6.6/10
Senior Film Conservator

A definitive 6.6/10 rating for a film that redefined the boundaries of cult cinema. Mickey's Nightmare remains a cornerstone of transgressive art.
If you have seven minutes to spare and want to see some vintage cartoon birth control, this is absolutely worth your time. Animation nerds will love the bouncy 1930s style, but anyone who gets easily annoyed by high-pitched squeaking should probably steer clear. 🐭
It starts with Mickey going to bed and Pluto giving him this incredibly wet, slobbery wake-up lick. You can almost feel the cartoon spit through the screen, which is honestly a bit much for a Sunday morning.

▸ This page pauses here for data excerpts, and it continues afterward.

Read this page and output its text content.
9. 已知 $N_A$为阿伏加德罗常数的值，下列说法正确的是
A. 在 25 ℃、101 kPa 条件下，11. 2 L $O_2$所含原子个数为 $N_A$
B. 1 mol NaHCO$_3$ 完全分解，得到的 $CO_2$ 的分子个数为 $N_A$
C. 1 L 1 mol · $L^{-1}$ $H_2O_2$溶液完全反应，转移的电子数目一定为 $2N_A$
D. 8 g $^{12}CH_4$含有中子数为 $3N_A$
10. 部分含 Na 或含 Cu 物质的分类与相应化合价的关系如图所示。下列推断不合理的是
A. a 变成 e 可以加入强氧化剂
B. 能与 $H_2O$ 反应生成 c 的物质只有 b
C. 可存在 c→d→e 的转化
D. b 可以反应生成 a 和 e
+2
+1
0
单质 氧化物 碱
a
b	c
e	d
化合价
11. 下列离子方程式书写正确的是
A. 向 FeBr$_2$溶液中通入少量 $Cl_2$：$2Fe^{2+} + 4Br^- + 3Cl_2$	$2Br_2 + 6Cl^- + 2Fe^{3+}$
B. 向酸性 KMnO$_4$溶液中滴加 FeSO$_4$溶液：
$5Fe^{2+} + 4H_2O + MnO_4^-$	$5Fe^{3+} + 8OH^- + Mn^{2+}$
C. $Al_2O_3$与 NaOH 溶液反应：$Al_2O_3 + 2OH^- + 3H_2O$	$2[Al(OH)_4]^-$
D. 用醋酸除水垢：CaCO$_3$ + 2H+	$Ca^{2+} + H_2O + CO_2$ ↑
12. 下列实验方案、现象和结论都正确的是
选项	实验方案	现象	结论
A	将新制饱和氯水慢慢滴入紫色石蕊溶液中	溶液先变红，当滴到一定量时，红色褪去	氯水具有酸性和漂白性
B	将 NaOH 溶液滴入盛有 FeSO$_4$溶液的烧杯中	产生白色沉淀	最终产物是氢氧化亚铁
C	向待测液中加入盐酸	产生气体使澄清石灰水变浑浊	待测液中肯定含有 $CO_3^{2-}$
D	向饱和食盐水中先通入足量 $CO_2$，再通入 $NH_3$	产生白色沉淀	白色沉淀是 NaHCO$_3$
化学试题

Mickey falls back asleep and immediately dreams of marrying Minnie. The wedding is cute, but then a giant stork shows up and dumps a literal bucket of baby Mickeys down the chimney.
There are like twenty of these little gremlins. They do not just play; they destroy the entire house with black paint.
One baby has this totally blank stare while smearin paint on the wall. It actually creeped me out a little bit.
They paint the dog. They paint the furniture. It’s the kind of pure, unchecked chaos you might expect in something like She Supes to Conquer, just with more ink and less logic.
The sound effects are just a wall of noise. It’s a constant barrage of high-pitched baby crying and objects breaking that starts to hurt your ears after a while.
But the way the characters move is just so cool. Their limbs stretch like warm taffy, which is something modern CGI just cannot recreate properly.
I noticed one background detail where a picture frame on the wall seems to move on its own before a kid even touches it. A tiny mistake, but that’s what makes these old hand-drawn shorts so charming.
Eventually, Mickey wakes up tangled in his blankets, realizing it was all a dream. He looks so incredibly relieved to still be single, and honestly, after watching those kids, I don't blame him one bit.